The Future of Data Science
Every day you alone feed the global Web with mind-boggling amounts of data simply by browsing your smartphone. Knowledge is power. That is why no business can be blamed for being too keen on managing this data and using it to their own ends. According to Raconteur iconographic, 463 exabytes of data will be generated each day globally by 2025. Would you believe that?
No one would make a bet that a job of data scientist will cease to exist. Nor will the demand for it slow down. However, it would be foolish not to admit that change has occurred. For you to embrace it, we have summed up the most important trends in this sphere.
1) Never the Same
There will be a drift towards specialization within data scientist jobs. With data-reliant technology advancing by leaps and bounds, one simply cannot manage being Mr. Know-it-all. Any project requiring data scientist skills has both a technical and analytical side. Techs will lay their hands on creating machine learning-based models, implementing predictive analytics modules into applications, and many more. You’d ask, where does the demand come from? Well, it is the digitization of the world that is driving the demand for skilled data science professionals as never before. The U.S. The Bureau of Labor Statistics has evaluated the current market growth and stated that the number of jobs in the field of data science is projected to grow by 28% through 2026. And that’s only a start. The sooner we all make a shift to the digital, the bigger demand will be.
Data analysts jobs are also on the rise according to Quanthub. The specialists of this kind are priceless and hard to find, since they know how to handle the masses of data, theorize and experiment with it to build a foundation for a data engineer to work with.
2) Privacy and Security At Stake: What’s More Important Here?
With exponential data growth, enormous amounts of private data can leak into corporate hands. Therefore, the question of ethics burns hot. On the one hand, the more personal information is included into the model, the more accurate it is and more customized the result will be. And that’s what modern businesses are looking for – accuracy, bespoke solutions and personalization. With success of your business at stake, is the risk worthy?
On the other hand, how many people are out there who would protest should they know their privacy is compromised even if it is for their worth. According to Anthony Scriffignano, Senior Vice President and Chief Data Scientist at Dun & Bradstreet, privacy issues will have to be controlled on the national level. However, countries are not unanimous regarding ethical policy with some nations valuing economic prosperity over individuals’ privacy. The controversy is that whatever regulation and boundaries, machine-learning models built on personal data will be used in many businesses that provide users with consent forms.
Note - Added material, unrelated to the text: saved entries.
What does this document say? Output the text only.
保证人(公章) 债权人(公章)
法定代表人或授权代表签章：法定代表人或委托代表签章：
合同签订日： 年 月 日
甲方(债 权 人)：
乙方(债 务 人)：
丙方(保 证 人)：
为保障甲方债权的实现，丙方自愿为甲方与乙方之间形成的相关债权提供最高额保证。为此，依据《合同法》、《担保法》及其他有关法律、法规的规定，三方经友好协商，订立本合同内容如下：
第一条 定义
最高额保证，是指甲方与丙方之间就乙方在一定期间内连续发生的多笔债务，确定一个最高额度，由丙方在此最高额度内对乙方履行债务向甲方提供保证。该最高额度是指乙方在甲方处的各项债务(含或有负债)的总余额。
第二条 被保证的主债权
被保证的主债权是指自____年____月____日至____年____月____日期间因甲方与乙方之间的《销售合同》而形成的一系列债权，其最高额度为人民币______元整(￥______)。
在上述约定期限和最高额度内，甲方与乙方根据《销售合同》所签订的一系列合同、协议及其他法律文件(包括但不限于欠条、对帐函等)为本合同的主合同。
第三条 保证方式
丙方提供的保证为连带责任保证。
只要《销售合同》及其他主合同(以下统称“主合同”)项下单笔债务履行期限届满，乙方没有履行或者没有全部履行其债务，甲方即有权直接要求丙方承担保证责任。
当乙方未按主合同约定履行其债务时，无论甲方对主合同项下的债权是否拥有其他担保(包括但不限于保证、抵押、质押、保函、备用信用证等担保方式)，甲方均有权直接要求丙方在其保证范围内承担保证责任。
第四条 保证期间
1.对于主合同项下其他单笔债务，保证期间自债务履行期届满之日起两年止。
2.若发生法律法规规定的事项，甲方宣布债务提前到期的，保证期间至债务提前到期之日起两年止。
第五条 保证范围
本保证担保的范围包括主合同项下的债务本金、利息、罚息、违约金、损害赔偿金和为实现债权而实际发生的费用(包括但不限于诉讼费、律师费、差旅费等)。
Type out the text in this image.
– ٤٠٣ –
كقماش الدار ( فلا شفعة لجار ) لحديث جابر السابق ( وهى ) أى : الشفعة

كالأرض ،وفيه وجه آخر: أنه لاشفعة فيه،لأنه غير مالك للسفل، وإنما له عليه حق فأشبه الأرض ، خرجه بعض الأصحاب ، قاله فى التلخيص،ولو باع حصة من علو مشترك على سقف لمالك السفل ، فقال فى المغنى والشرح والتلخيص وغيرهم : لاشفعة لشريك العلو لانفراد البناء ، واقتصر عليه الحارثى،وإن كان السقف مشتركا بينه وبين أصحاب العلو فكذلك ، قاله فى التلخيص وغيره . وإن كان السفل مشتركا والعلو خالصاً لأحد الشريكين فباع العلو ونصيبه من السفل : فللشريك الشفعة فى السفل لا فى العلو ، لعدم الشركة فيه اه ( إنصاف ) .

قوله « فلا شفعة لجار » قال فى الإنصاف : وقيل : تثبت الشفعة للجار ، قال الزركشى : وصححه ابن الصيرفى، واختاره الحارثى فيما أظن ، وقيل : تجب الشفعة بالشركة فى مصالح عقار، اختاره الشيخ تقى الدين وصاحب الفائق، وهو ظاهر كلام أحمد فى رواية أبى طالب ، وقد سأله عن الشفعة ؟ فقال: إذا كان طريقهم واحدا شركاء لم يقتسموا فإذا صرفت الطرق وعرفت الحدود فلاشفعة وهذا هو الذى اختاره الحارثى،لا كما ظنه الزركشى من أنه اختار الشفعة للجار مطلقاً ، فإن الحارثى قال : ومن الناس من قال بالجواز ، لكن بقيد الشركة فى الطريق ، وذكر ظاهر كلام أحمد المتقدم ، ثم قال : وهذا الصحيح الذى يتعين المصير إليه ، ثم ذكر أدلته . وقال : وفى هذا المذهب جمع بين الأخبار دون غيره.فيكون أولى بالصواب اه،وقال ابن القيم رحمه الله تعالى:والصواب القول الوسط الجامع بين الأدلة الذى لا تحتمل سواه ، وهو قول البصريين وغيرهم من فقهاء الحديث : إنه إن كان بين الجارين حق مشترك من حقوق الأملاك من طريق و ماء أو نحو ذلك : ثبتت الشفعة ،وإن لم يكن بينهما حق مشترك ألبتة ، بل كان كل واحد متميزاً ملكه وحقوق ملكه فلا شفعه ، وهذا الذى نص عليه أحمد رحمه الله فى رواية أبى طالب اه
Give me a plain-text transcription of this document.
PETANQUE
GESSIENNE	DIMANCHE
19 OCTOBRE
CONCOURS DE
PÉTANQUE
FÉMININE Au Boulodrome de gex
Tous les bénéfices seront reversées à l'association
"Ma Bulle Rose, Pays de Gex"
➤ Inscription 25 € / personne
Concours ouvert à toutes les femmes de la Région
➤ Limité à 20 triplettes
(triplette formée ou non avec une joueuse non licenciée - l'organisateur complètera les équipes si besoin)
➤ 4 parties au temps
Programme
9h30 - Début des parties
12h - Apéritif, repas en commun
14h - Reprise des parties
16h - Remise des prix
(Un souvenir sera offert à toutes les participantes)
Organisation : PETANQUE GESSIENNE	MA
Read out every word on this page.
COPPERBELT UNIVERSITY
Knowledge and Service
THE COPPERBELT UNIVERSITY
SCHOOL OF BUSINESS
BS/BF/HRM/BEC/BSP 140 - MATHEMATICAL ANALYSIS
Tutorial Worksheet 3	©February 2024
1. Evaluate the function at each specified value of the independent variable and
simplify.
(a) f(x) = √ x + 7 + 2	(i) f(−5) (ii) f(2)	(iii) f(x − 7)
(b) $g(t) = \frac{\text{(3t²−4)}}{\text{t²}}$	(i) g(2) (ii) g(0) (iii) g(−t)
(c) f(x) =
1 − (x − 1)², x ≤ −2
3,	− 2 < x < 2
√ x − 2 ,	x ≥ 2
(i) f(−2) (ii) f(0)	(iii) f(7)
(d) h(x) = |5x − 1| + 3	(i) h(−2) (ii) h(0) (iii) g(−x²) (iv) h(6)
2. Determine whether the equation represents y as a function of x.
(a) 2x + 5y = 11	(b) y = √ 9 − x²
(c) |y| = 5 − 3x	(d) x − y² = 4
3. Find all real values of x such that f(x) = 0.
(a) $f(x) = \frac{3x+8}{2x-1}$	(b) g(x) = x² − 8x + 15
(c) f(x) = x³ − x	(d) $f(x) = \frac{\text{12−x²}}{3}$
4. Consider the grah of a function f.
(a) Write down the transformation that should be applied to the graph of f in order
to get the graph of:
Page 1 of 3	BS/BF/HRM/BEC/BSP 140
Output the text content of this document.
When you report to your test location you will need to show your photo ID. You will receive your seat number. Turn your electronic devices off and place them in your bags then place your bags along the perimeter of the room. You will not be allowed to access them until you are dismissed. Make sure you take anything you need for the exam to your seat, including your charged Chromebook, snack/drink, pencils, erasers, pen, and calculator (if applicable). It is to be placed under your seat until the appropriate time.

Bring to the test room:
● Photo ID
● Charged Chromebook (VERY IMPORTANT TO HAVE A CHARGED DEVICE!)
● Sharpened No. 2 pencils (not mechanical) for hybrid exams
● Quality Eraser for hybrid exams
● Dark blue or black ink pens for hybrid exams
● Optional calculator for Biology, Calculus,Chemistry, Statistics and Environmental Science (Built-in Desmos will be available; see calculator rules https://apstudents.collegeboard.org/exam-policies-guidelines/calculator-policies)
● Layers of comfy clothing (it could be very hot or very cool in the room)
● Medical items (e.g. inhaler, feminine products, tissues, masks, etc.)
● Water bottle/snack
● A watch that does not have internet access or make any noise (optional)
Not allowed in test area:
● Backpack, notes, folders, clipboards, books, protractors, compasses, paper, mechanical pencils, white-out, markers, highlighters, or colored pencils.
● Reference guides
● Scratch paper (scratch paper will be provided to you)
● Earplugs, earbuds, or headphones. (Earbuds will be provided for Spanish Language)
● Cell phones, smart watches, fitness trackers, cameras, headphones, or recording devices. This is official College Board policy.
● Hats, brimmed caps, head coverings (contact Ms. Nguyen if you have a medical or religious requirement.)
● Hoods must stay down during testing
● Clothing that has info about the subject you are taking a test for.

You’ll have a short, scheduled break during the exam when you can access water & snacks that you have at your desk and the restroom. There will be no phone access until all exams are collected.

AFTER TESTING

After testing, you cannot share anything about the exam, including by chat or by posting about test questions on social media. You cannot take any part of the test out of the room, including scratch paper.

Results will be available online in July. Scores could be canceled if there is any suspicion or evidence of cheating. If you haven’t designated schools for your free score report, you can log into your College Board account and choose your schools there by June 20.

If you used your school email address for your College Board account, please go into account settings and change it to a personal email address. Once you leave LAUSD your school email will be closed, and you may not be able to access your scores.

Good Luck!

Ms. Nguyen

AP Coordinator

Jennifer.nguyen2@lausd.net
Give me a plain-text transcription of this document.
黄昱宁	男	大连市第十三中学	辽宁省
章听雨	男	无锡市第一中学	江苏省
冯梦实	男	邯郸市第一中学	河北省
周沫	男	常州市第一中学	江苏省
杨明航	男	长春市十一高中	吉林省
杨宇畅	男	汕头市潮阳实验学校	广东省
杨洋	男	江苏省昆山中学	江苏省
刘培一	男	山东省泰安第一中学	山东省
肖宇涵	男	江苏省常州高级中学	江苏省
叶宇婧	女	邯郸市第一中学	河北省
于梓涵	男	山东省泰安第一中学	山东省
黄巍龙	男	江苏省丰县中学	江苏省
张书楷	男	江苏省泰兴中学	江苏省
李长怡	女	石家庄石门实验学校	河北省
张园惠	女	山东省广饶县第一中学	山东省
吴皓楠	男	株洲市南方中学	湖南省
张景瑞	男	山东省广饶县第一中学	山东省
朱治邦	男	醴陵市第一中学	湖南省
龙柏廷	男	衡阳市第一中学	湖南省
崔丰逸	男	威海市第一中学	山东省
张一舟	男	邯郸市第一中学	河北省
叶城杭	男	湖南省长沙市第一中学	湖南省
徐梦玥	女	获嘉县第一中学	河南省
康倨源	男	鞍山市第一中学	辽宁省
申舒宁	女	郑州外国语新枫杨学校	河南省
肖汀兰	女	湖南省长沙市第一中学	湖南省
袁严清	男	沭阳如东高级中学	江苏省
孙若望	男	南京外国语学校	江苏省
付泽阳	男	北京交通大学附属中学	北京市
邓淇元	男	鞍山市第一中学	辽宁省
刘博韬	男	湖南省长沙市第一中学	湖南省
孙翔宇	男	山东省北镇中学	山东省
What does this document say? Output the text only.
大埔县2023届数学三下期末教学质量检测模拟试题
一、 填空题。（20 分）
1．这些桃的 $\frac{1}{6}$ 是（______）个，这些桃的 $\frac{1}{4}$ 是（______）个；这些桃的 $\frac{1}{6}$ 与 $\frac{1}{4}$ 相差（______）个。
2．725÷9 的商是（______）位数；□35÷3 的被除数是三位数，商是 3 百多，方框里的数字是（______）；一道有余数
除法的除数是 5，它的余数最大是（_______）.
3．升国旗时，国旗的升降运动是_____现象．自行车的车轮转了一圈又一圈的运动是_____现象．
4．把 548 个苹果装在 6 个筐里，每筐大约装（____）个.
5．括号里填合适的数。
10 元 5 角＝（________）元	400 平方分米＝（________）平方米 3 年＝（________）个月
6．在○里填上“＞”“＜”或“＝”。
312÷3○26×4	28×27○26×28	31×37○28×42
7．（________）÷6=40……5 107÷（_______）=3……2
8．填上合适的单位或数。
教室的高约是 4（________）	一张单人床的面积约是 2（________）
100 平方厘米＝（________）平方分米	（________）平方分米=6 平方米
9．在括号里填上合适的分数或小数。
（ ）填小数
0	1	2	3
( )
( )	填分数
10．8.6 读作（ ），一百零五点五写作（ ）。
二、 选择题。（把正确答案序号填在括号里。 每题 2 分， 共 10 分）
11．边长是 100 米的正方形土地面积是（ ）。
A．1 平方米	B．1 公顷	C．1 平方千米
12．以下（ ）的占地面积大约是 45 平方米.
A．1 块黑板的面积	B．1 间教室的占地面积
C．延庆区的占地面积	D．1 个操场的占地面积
3) What About Machines Replacing Humans?
Although Stephen Hawking has warned us against AI takeover and advocated precautionary measures to be taken, more and more automation is underway. Because AI is a friend, not an enemy. According to Oberlo, by 2027, the global AI market is to reach $267 billion. The source also states that 9 out of ten businesses are investing in AI-driven solutions and are going to continue to do so. That makes us think the demand is only rising.
‘Pre-trained AI models developed and automated ML (Machine Learning) can save up to 80 percent of the time, otherwise wasted on data pre-processing and cleaning, repeatable model selection, fine-tuning and validation. The time spared can be used for analytics, robust decision-making, strategic questioning and business value generating. Deploying AI into the business infrastructure, there comes a boost in productivity, decrease in costs and freed resources for more intelligent work. Automated machine learning is especially useful when it comes to well-known tasks like credit scoring, churn prediction, image classification.”
Eugene Medved, a data science consultant at InData Labs
The above-mentioned leaves us to question whether data science tasks will be fully automated in future or not. Well, technology moves on, and we, obviously, cannot change that, but it is highly unlikely that we will ever surrender important decision-making to machines. The question is – what’s left to them then? Most experts have come to use AI and ML for manual task automation like image recognition and picture analysis, review collection and analysis, data capture and extraction, and many more. No repetitive task gets left behind. Click here to learn more about image processing
To sum it up, what can be done by a machine, will be done by a machine, other intelligent tasks will be done only by humans. From now on, we can think of AI-based assistants as friends, not foes.
4) Getting Easier to Understand
There is a growing pressure to hold machines accountable for the result they produce. The term to it is ‘explainable AI’ (XAI) meaning a set of methods and tools to make the output trustworthy and comprehensive for everyone. The need for this was recognized with the rise of Deep Neural Networks with its million parameters deep within algorithm space. As DNN models have been increasingly used to make crucial decisions so has demand for transparency come to the frontline. The concept provides more explanations for the audience making the essence clearer and easy to understand even for a non-techie.
To Draw the Line
It seems we are in for a bright future. We’ve already seen AI automating repetitive tasks in businesses and pathing a way into education and healthcare. What comes next? Algorithms are getting smarter, models are becoming more swift and efficient, machine learning more automated and predictive analytics more accurate. Seems like a perfect tech-world, right? Ye and no. In the modern world, data science and AI go hand in hand with large amounts of data. So the questions about handling personal data remains unsettled. Businesses and AI technology vendors have to come to an agreement where they enhance products and services with the technology but anonymize data and keep it safe.